I am doing a deep dive into the psychology behind PoW algorithms. You make a very interesting assumption here, but I would really like to analyze this more in depth, because I think it is more complex than what you have implicitly assumed.

Can you expand on exactly "why" risk of loss is important during block generation? What do you think the result would be if PoW was not a competition, and instead everyone was guaranteed to be allocated a reward for doing work, rather than only a statistically probable percentage of a larger reward, which effectively acts as a proxy for the same thing?  Seems to me those would be mathematically equal in the limit, and I am trying to understand the underlying psychology for this belief?

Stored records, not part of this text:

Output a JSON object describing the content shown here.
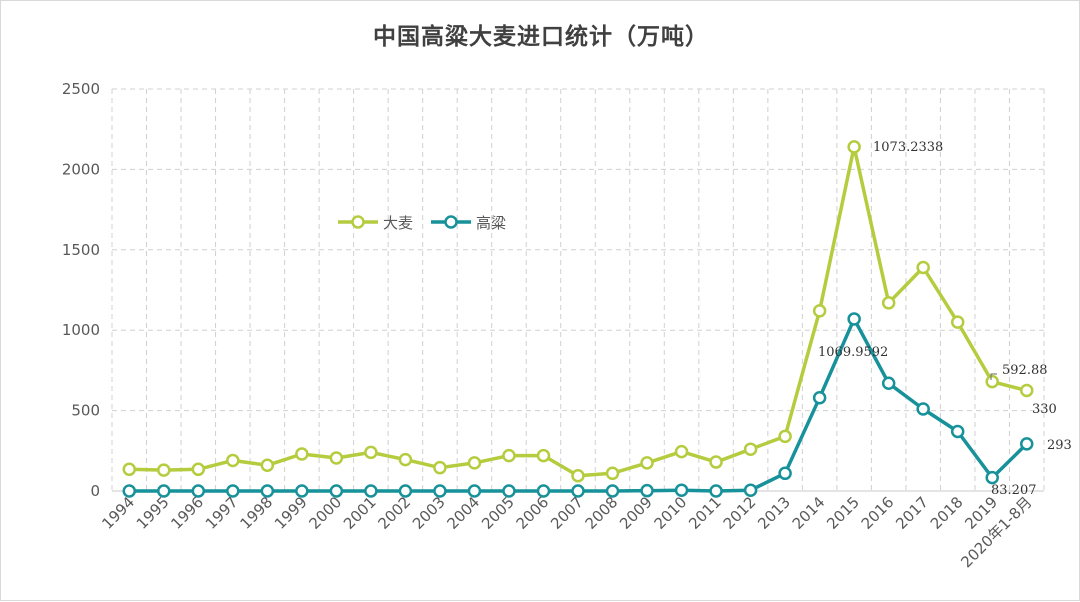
{
  "chart_data": {
    "type": "line",
    "title": "中国高粱大麦进口统计（万吨）",
    "xlabel": "",
    "ylabel": "",
    "ylim": [
      0,
      2500
    ],
    "yticks": [
      "0",
      "500",
      "1000",
      "1500",
      "2000",
      "2500"
    ],
    "grid": true,
    "legend": "upper-left inside plot",
    "categories": [
      "1994",
      "1995",
      "1996",
      "1997",
      "1998",
      "1999",
      "2000",
      "2001",
      "2002",
      "2003",
      "2004",
      "2005",
      "2006",
      "2007",
      "2008",
      "2009",
      "2010",
      "2011",
      "2012",
      "2013",
      "2014",
      "2015",
      "2016",
      "2017",
      "2018",
      "2019",
      "2020年1-8月"
    ],
    "series": [
      {
        "name": "大麦",
        "color": "#b5cc3f",
        "values": [
          135,
          130,
          135,
          190,
          160,
          230,
          205,
          240,
          195,
          145,
          175,
          220,
          220,
          95,
          110,
          175,
          245,
          180,
          260,
          340,
          1120,
          2140,
          1170,
          1390,
          1050,
          680,
          625
        ]
      },
      {
        "name": "高粱",
        "color": "#17919a",
        "values": [
          0,
          0,
          0,
          0,
          0,
          0,
          0,
          0,
          0,
          0,
          0,
          0,
          0,
          0,
          0,
          2,
          5,
          0,
          5,
          110,
          580,
          1070,
          670,
          510,
          370,
          83,
          293
        ]
      }
    ],
    "annotations": [
      "1073.2338",
      "1069.9592",
      "592.88",
      "330",
      "83.207",
      "293"
    ]
  }
}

You are not the only one who has it obviously, so I really want to figure out if there is merit to it which I do not yet understand, or if it is simply a value choice because that is how it has always been done?

Re: your second sentence. The difference between PoC and PoS, is that capacity requires you to expend resources outside of the system you are securing. With PoS, nothing in the world could make an oligarchy give up control if they did not want to.  Thus, 51% of a PoC system would always be a temporary condition in the presence of a determined outside force, where as 51% of PoS would be permanent and entirely subject to the whims of those who control it.

I don't see where "risk of loss" really enters into the equation.

Would anyone care to expand on this and help me out?